Les champignons sont des organismes à part, avec leur morphologie plutôt végétale et leur biologie plutôt animale. Intéressons-nous à ceux qui forment des carpophores, organes de fructification qui sont les parties visibles que nous récoltons. Les champignons adoptent des modes de vie distincts. Les parasites, tels que les armillaires, se développent sur les arbres vivants, entraînant leur affaiblissement voire leur mort ; ils participent à la régulation des peuplements forestiers. Les saprophytes comme les coprins se développent sur la matière organique morte ; ce sont des décomposeurs essentiels dans le cycle forestier, car ils sont seuls capables d’attaquer la lignine. Les mycorhiziens comme les cèpes s’associent aux racines des plantes, dans une relation symbiotique.

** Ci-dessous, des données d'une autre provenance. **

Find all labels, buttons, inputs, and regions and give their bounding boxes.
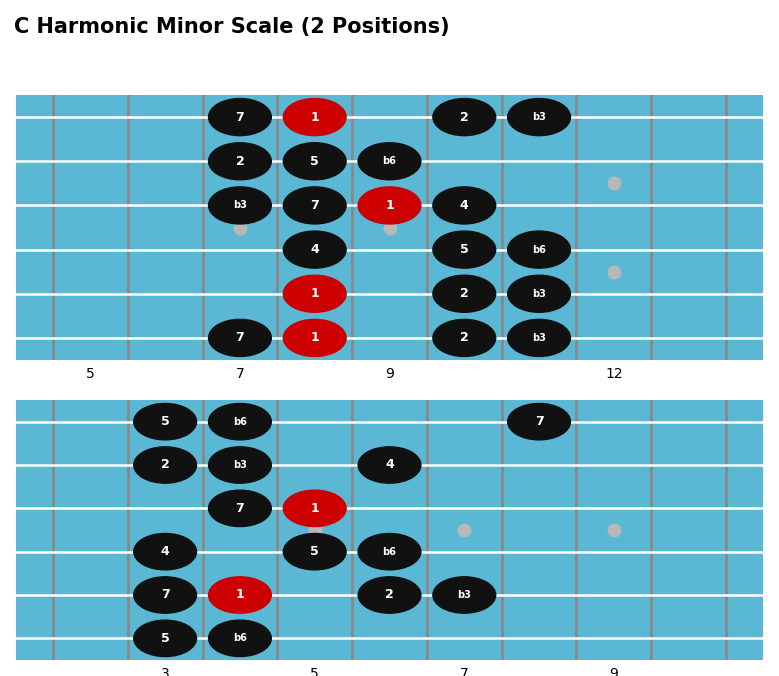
Circle shape	[358, 447, 421, 483]
Text: 4: 4	[385, 458, 394, 471]
Circle shape	[284, 490, 346, 527]
Circle shape	[433, 275, 495, 312]
Circle shape	[433, 99, 495, 136]
Text: 7: 7	[460, 667, 469, 676]
Text: 2: 2	[160, 458, 170, 471]
Text: 1: 1	[310, 111, 319, 124]
Text: 1: 1	[310, 331, 319, 344]
Text: 7: 7	[160, 589, 170, 602]
Circle shape	[134, 620, 196, 656]
Text: 5: 5	[310, 155, 319, 168]
Text: b6: b6	[233, 633, 247, 644]
Circle shape	[134, 404, 196, 440]
Text: 5: 5	[160, 415, 170, 428]
Text: b3: b3	[532, 112, 546, 122]
Text: C Harmonic Minor Scale (2 Positions): C Harmonic Minor Scale (2 Positions)	[14, 17, 449, 37]
Text: 5: 5	[160, 632, 170, 645]
Circle shape	[209, 187, 271, 224]
Text: 5: 5	[310, 667, 319, 676]
Circle shape	[358, 143, 421, 180]
Circle shape	[284, 187, 346, 224]
Text: 2: 2	[460, 287, 469, 300]
Circle shape	[508, 404, 570, 440]
Text: 9: 9	[609, 667, 619, 676]
Text: b3: b3	[457, 590, 471, 600]
Text: 2: 2	[460, 111, 469, 124]
Text: 5: 5	[86, 366, 95, 381]
Text: b3: b3	[532, 333, 546, 343]
Circle shape	[209, 490, 271, 527]
Circle shape	[209, 620, 271, 656]
Text: 7: 7	[235, 366, 245, 381]
Text: b6: b6	[233, 416, 247, 427]
Circle shape	[209, 404, 271, 440]
Text: 7: 7	[310, 199, 319, 212]
Circle shape	[284, 275, 346, 312]
Text: 5: 5	[310, 545, 319, 558]
Text: b6: b6	[382, 156, 397, 166]
Circle shape	[358, 533, 421, 570]
Text: 2: 2	[235, 155, 245, 168]
Circle shape	[209, 319, 271, 356]
Circle shape	[508, 231, 570, 268]
Circle shape	[508, 275, 570, 312]
Text: b6: b6	[532, 245, 546, 255]
Text: 7: 7	[235, 502, 245, 515]
Text: 7: 7	[534, 415, 544, 428]
Circle shape	[284, 99, 346, 136]
Circle shape	[134, 447, 196, 483]
Text: 2: 2	[460, 331, 469, 344]
Circle shape	[508, 99, 570, 136]
Circle shape	[508, 319, 570, 356]
Text: b3: b3	[233, 460, 247, 470]
Circle shape	[134, 577, 196, 613]
Text: 9: 9	[385, 366, 394, 381]
Text: 12: 12	[605, 366, 622, 381]
Text: b6: b6	[382, 547, 397, 556]
Text: 1: 1	[310, 502, 319, 515]
Circle shape	[358, 187, 421, 224]
Text: b3: b3	[233, 200, 247, 210]
Circle shape	[433, 187, 495, 224]
Text: 4: 4	[310, 243, 319, 256]
Text: 1: 1	[385, 199, 394, 212]
Text: 4: 4	[160, 545, 170, 558]
Circle shape	[433, 319, 495, 356]
Text: 3: 3	[160, 667, 170, 676]
Text: 7: 7	[235, 331, 245, 344]
Circle shape	[284, 533, 346, 570]
Circle shape	[209, 143, 271, 180]
Text: 2: 2	[385, 589, 394, 602]
Text: 1: 1	[310, 287, 319, 300]
Circle shape	[134, 533, 196, 570]
Text: 4: 4	[460, 199, 469, 212]
Circle shape	[284, 143, 346, 180]
Circle shape	[433, 577, 495, 613]
Text: b3: b3	[532, 289, 546, 299]
Circle shape	[209, 99, 271, 136]
Circle shape	[209, 447, 271, 483]
Text: 7: 7	[235, 111, 245, 124]
Circle shape	[433, 231, 495, 268]
Circle shape	[284, 319, 346, 356]
Text: 1: 1	[235, 589, 245, 602]
Circle shape	[358, 577, 421, 613]
Circle shape	[209, 577, 271, 613]
Circle shape	[284, 231, 346, 268]
Text: 5: 5	[460, 243, 469, 256]
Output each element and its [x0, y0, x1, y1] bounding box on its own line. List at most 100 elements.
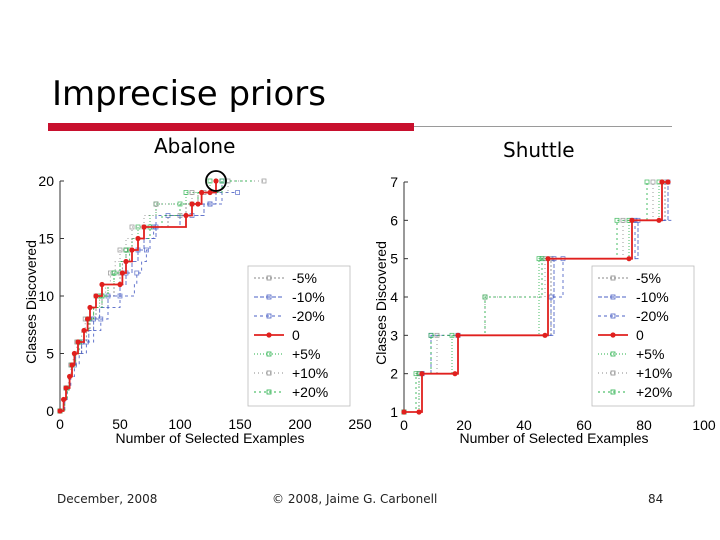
shuttle-legend-label: +10%: [636, 365, 672, 381]
shuttle-legend-box: [591, 265, 695, 407]
abalone-legend-marker: [266, 294, 272, 300]
footer-page-number: 84: [648, 492, 664, 506]
abalone-series-point: [143, 247, 149, 253]
shuttle-y-tick-label: 6: [390, 212, 398, 228]
abalone-zero-point: [71, 350, 77, 357]
abalone-legend-label: -10%: [292, 289, 325, 305]
shuttle-legend-label: +5%: [636, 346, 664, 362]
abalone-series-point: [134, 270, 140, 276]
abalone-zero-point: [81, 327, 87, 334]
shuttle-x-tick-label: 20: [456, 417, 472, 433]
abalone-zero-point: [183, 212, 189, 219]
abalone-series-line-minus10pct: [60, 181, 223, 412]
shuttle-zero-point: [665, 179, 671, 185]
abalone-highlight-circle: [205, 170, 227, 192]
abalone-zero-point: [117, 281, 123, 288]
abalone-legend-marker: [266, 313, 272, 319]
abalone-legend-label: -5%: [292, 270, 317, 286]
shuttle-legend-marker: [610, 351, 616, 357]
shuttle-legend-marker: [610, 389, 616, 395]
shuttle-x-axis-label: Number of Selected Examples: [459, 430, 648, 446]
shuttle-legend-label: -10%: [636, 289, 669, 305]
abalone-zero-point: [61, 396, 67, 403]
abalone-zero-point: [213, 178, 219, 184]
shuttle-legend-marker: [610, 294, 616, 300]
abalone-y-tick-label: 5: [46, 346, 54, 362]
abalone-y-tick-label: 20: [38, 173, 54, 189]
shuttle-series-point: [548, 294, 554, 300]
abalone-series-point: [108, 270, 113, 276]
shuttle-x-tick-label: 40: [516, 417, 532, 433]
abalone-zero-point: [85, 316, 91, 322]
abalone-zero-point: [63, 385, 69, 391]
abalone-zero-point: [119, 270, 125, 276]
abalone-zero-point: [129, 247, 135, 253]
abalone-y-axis-label: Classes Discovered: [23, 240, 39, 364]
abalone-y-tick-label: 0: [46, 403, 54, 419]
abalone-legend-marker: [266, 332, 272, 338]
abalone-zero-point: [135, 235, 141, 242]
shuttle-x-tick-label: 80: [636, 417, 652, 433]
shuttle-zero-point: [455, 332, 461, 338]
abalone-zero-point: [99, 281, 105, 288]
abalone-legend-marker: [266, 351, 272, 357]
abalone-x-tick-label: 100: [168, 416, 192, 432]
title-rule: [414, 126, 672, 127]
abalone-series-point: [98, 316, 104, 322]
abalone-legend-label: +5%: [292, 346, 320, 362]
abalone-series-point: [177, 201, 183, 207]
abalone-x-tick-label: 0: [56, 416, 64, 432]
shuttle-series-point: [428, 332, 434, 338]
abalone-series-line-plus10pct: [60, 180, 264, 412]
abalone-series-point: [219, 178, 225, 184]
shuttle-legend-label: -20%: [636, 308, 669, 324]
shuttle-y-tick-label: 3: [390, 327, 398, 343]
shuttle-legend-marker: [610, 332, 616, 338]
shuttle-series-point: [536, 256, 542, 262]
shuttle-legend-marker: [610, 313, 616, 319]
abalone-zero-point: [199, 189, 205, 196]
shuttle-zero-point: [542, 332, 548, 338]
shuttle-y-tick-label: 2: [390, 366, 398, 382]
shuttle-y-tick-label: 4: [390, 289, 398, 305]
abalone-zero-point: [141, 224, 147, 230]
abalone-x-tick-label: 250: [348, 416, 372, 432]
abalone-legend-label: 0: [292, 327, 300, 343]
shuttle-zero-point: [626, 256, 632, 262]
abalone-series-point: [129, 224, 135, 230]
abalone-zero-point: [67, 373, 73, 380]
abalone-legend-label: +20%: [292, 384, 328, 400]
shuttle-legend-label: -5%: [636, 270, 661, 286]
abalone-series-line-plus5pct: [60, 181, 211, 412]
footer-date: December, 2008: [57, 492, 158, 506]
shuttle-x-tick-label: 0: [400, 417, 408, 433]
abalone-zero-point: [123, 258, 129, 265]
abalone-series-point: [153, 201, 159, 207]
abalone-x-axis-label: Number of Selected Examples: [115, 430, 304, 446]
shuttle-zero-point: [656, 217, 662, 223]
shuttle-series-line-plus20pct: [404, 182, 648, 413]
abalone-zero-point: [69, 362, 75, 368]
abalone-series-point: [235, 190, 241, 195]
abalone-legend-marker: [266, 389, 272, 395]
abalone-y-tick-label: 15: [38, 231, 54, 247]
shuttle-series-point: [539, 256, 545, 262]
shuttle-series-point: [482, 294, 488, 300]
shuttle-x-tick-label: 60: [576, 417, 592, 433]
abalone-series-line-0: [60, 181, 217, 412]
abalone-legend-label: +10%: [292, 365, 328, 381]
shuttle-zero-point: [401, 409, 407, 415]
abalone-series-point: [117, 293, 123, 299]
abalone-series-point: [111, 270, 117, 276]
shuttle-legend-marker: [610, 370, 616, 376]
chart-title-abalone: Abalone: [154, 134, 236, 158]
abalone-legend-marker: [266, 370, 272, 376]
shuttle-series-point: [413, 371, 419, 377]
abalone-series-point: [207, 201, 213, 207]
shuttle-zero-point: [416, 409, 422, 415]
title-accent-bar: [48, 123, 414, 131]
abalone-series-line-minus20pct: [60, 192, 238, 412]
abalone-legend-box: [247, 265, 351, 407]
abalone-legend-label: -20%: [292, 308, 325, 324]
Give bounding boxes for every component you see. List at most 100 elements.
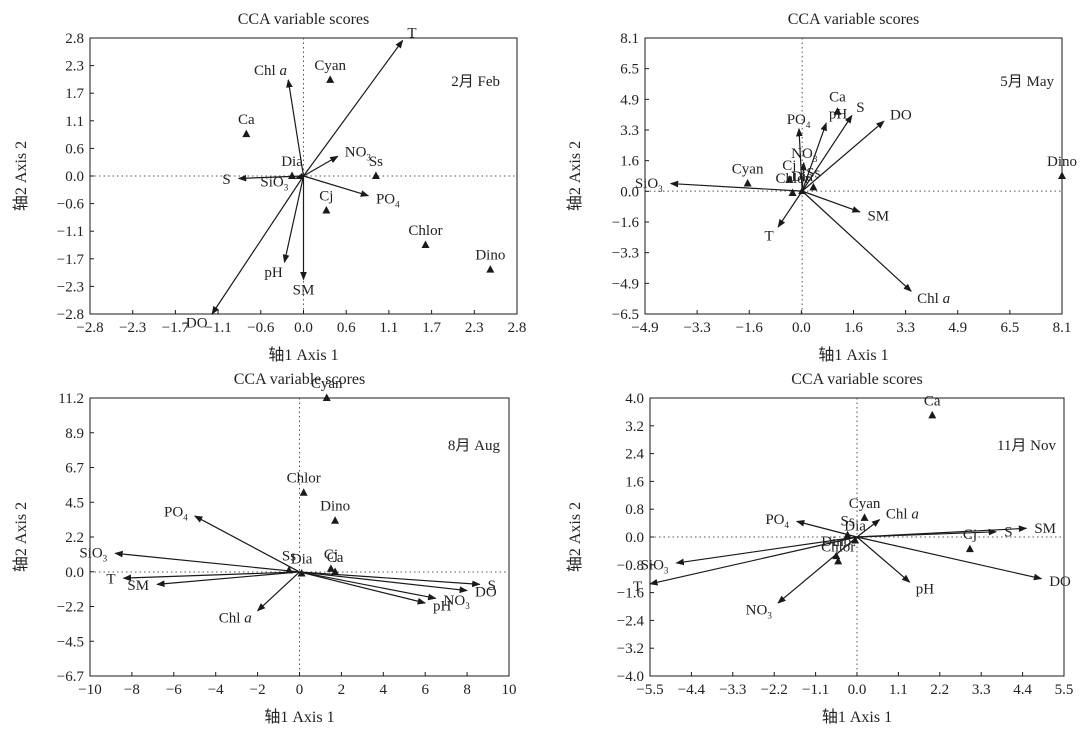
vector-label: NO3 [444,593,471,611]
x-tick-label: 5.5 [1055,682,1074,698]
cca-panel-4: −5.5 −4.4 −3.3 −2.2 −1.1 0.0 1.1 2.2 3.3 4.4 5.5 4.… [566,371,1073,726]
y-tick-label: −1.6 [617,586,645,602]
vector-arrow-no [299,571,437,601]
species-point-dia [297,568,306,577]
vector-label: Chl a [219,611,252,627]
vector-label: SM [293,283,315,299]
vector-label: pH [433,598,452,614]
vector-label: DO [1049,574,1071,590]
x-axis-title: 轴1 Axis 1 [822,708,892,726]
vector-label: SiO3 [641,557,669,575]
vector-arrow-chl [256,571,300,612]
x-tick-label: −5.5 [636,682,663,698]
y-tick-label: −4.9 [612,276,639,292]
vector-arrow-chl [856,519,881,538]
x-tick-label: −2.3 [119,320,146,336]
species-label: Dino [320,499,350,515]
y-tick-label: 4.5 [65,495,84,511]
vector-arrow-po [194,515,300,573]
species-label: Chlor [775,171,809,187]
x-tick-label: 2 [338,682,346,698]
species-point-chlor [299,488,308,496]
x-tick-label: −2.8 [76,320,103,336]
species-label: Dia [281,154,303,170]
y-tick-label: 1.7 [65,86,84,102]
vector-label: pH [916,582,935,598]
vector-arrow-do [211,175,305,315]
panel-title: CCA variable scores [791,371,923,388]
x-axis-title: 轴1 Axis 1 [818,346,888,364]
x-tick-label: 6.5 [1001,320,1020,336]
species-label: Dia [791,169,813,185]
vector-label: DO [186,315,208,331]
species-point-dino [1058,171,1066,179]
y-tick-label: −2.3 [57,279,84,295]
y-tick-label: 2.4 [625,447,644,463]
y-axis-title: 轴2 Axis 2 [566,141,584,211]
vector-arrow-t [122,571,300,582]
species-point-ss [371,171,380,179]
species-point-cyan [322,393,331,401]
species-point-chlor [421,240,430,248]
y-tick-label: 8.1 [620,31,639,47]
species-point-cyan [326,75,335,83]
species-label: Cj [963,527,977,543]
y-tick-label: 1.6 [625,474,644,490]
species-label: Ca [829,90,846,106]
x-tick-label: 0 [296,682,304,698]
vector-label: DO [475,585,497,601]
vector-arrow-sm [801,190,861,213]
species-label: Cyan [314,58,346,74]
species-point-dino [486,265,495,273]
x-tick-label: 0.6 [337,320,356,336]
vector-arrow-do [299,571,468,594]
y-axis-title: 轴2 Axis 2 [12,141,30,211]
y-tick-label: 3.2 [625,419,644,435]
vector-label: T [106,572,115,588]
y-tick-label: −4.0 [617,669,644,685]
vector-label: S [488,578,496,594]
species-label: Ss [840,513,854,529]
x-tick-label: −4.4 [678,682,706,698]
species-point-dino [331,516,340,524]
vector-label: T [633,579,642,595]
x-tick-label: −1.1 [204,320,231,336]
x-tick-label: −0.6 [247,320,275,336]
x-tick-label: −6 [166,682,182,698]
vector-arrow-s [299,571,481,588]
vector-label: SM [127,578,149,594]
vector-arrow-no [799,161,807,192]
x-tick-label: 4 [380,682,388,698]
vector-arrow-t [303,39,404,177]
species-label: Chlor [821,539,855,555]
vector-arrow-t [777,190,803,228]
month-label: 8月 Aug [448,438,501,454]
species-label: Ca [924,393,941,409]
species-point-dia [851,535,860,544]
vector-arrow-ph [801,122,827,192]
vector-arrow-sm [156,571,300,588]
x-tick-label: −1.1 [802,682,829,698]
vector-arrow-ph [299,571,427,605]
species-label: Cyan [311,376,343,392]
y-tick-label: 0.0 [620,184,639,200]
x-tick-label: 1.1 [889,682,908,698]
x-tick-label: 10 [502,682,517,698]
vector-arrow-po [796,127,803,192]
y-tick-label: −2.8 [57,307,84,323]
vector-label: S [856,100,864,116]
vector-label: SiO3 [635,176,663,194]
species-label: Dino [821,534,851,550]
vector-arrow-do [801,120,885,192]
species-point-chlor [834,556,843,565]
vector-label: SM [867,208,889,224]
species-label: Cyan [732,162,764,178]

Presque toutes les plantes vivent en symbiose avec des champignons, qui s’associent étroitement avec certaines essences : les amanites tue-mouches avec les bouleaux. Un même champignon peut s’associer avec plusieurs arbres : le mycélium constitue un réseau entre les arbres d’un massif, par lequel transitent substances et informations !
Les mycorhizes ont un rôle majeur dans la croissance des arbres. Ils améliorent la nutrition hydrique et minérale de l’arbre, en échange de carbone issu de la photosynthèse. Point majeur sur les sols du Plateau, ils protègent les ligneux contre l’acidité et les éléments toxiques (aluminium)1. Enfin, ils sont quasiment les seuls organismes à pouvoir recycler la matière organique dans de telles conditions de sol. C’est une stratégie écologique : en bloquant les minéraux sous forme d’une litière acidifiante que seul leur cortège mycorhizien peut dégrader, résineux et éricacées (callune, bruyères) s’assurent de l’exclusivité sur les ressources du milieu2.
Les parasites vont poser problème au forestier, d’autant plus dans des futaies mono-spécifiques. L’exportation d’une part croissante de la biomasse réduit les habitats des saprophytes. Les mycorhiziens sont directement influencés par le choix des essences : la plantation massive d’épicéas a permis l’explosion des cèpes sur le Plateau, à l’origine d’une économie importante pour les habitants. Mais le douglas, originaire de l’Oregon, ne forme que peu d’associations avec les souches fongiques locales.
Certains forestiers ont conscience de l’intérêt agronomique des mycorhizes. L’INRA a breveté l’inoculation artificielle des jeunes plants de douglas par une souche sélectionnée de Laccaria bicolor3. L’utilisation d’essences plus locales et de pratiques plus douces (régénération naturelle, mélange d’essences, petite mécanisation) permettrait de valoriser le potentiel mycorhizien naturel des sols du Plateau, et de satisfaire les habitants qui continueront à ramasser des champignons.